Sticky Situation

May 13, 2026

Market participants received an update on inflation this week as the April 2026 reports were issued on both the consumer and wholesale pricing. Both reports showed signs of lingering inflationary pressures – potentially putting the US Federal Reserve – and the US consumer – in a sticky situation.

Consumer Inflation

On Tuesday, the Consumer Price Index (CPI) was released, showing a 3.8% increase year over year and a 0.6% month over month increase. The yearly move was the highest since April 2023. Concerns over tariffs have been swiftly replaced with concerns over higher energy prices due to the Middle East conflict. Energy prices alone rose 3.8% in a month and nearly 18% from the year earlier. There did not seem to be any areas of relief in the report and overall, it painted a picture of inflation moving in the wrong direction.

Wholesale Inflation

On Wednesday, the Producer Price Index (PPI) was released, showing a greater increase in prices on the wholesale level. Wholesale prices jumped 6% month over month, the largest increase since 2022. The monthly increase was 1.4%, well above the 0.5% expectation. As with consumer prices, energy was the main culprit for the increase in prices.

Market Impacts

Inflation has a few market effects that bear paying attention to. Lets take a look at the main two – interest rates and consumer spending

Interest Rates

Inflation directly impacts interest rates. Increased inflation expectations push longer term rates higher as bond investors require higher rates to offset inflation impact (in order to net to the same real rate of return).

Inflation also impacts rates on the short-end of the curve (a topic that gets far more discussion lately!) Short-term rates are driven in large part by the Federal Funds rate set by the US Federal Reserve bank. Not so long ago, it seemed likely the Fed would be cutting rates in 2026. Incoming Fed Chair Kevin Warsh (who starts in the role on May 15th) was widely expected to institute downward moves to rates (much to the President’s liking). These inflation reports raise questions whether rates can be cut at this time. While the Fed does tend to strip out volatile measures like energy and food prices, it is becoming increasingly unclear how the Fed can recommend cutting rates in the face of rising prices (lower rates tend to incent more spending which can lead to even further price increases).

Consumer Spending

Inflation also impacts the consumer and their ability/desire to spend. The US economy is largely a consumer spending driven economy. As inflation creeps higher, it raises concerns if the US consumer is resilient enough to keep spending at current (or higher) levels. A slowdown in spending can lead to lower growth for an economy based primarily on spending.

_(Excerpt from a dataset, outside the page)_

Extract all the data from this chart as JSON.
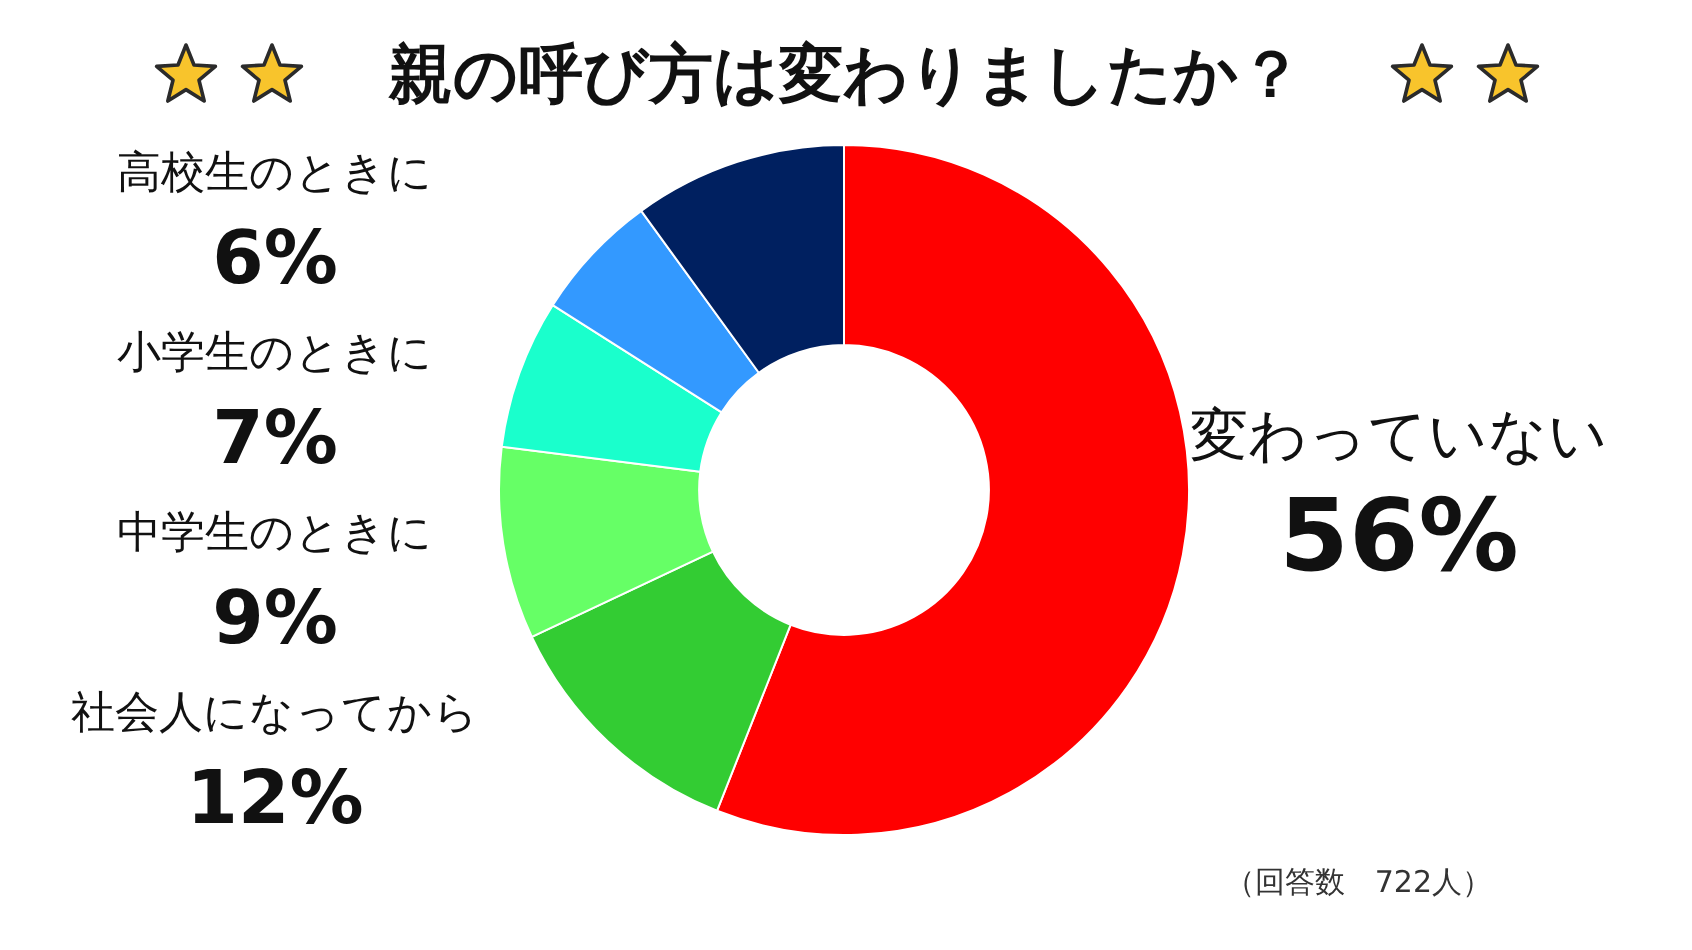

Based on earnings reports and expectations for the upcoming year, it does not appear that higher prices are discouraging spending at this time – especially among the higher income cohorts. However, if higher energy prices linger and other key categories of spending (such as food and airfare) keep rising, it remains to be seen how strong the consumer can remain.

Without a doubt, the April inflation reports raise some questions about the path of two main economic drivers – interest rates and consumer spending. Equity markets seem to have taken the reports in stride for now, marching higher to their own AI-mania drummer this week yet again. Fixed income markets were the “grown up in the room,” actually responding to the impact inflation has on rates across the curve as almost all rates increased in response. Time will tell if the inflationary pressures abate in the coming weeks – or if their impact will become too much for equity markets to ignore.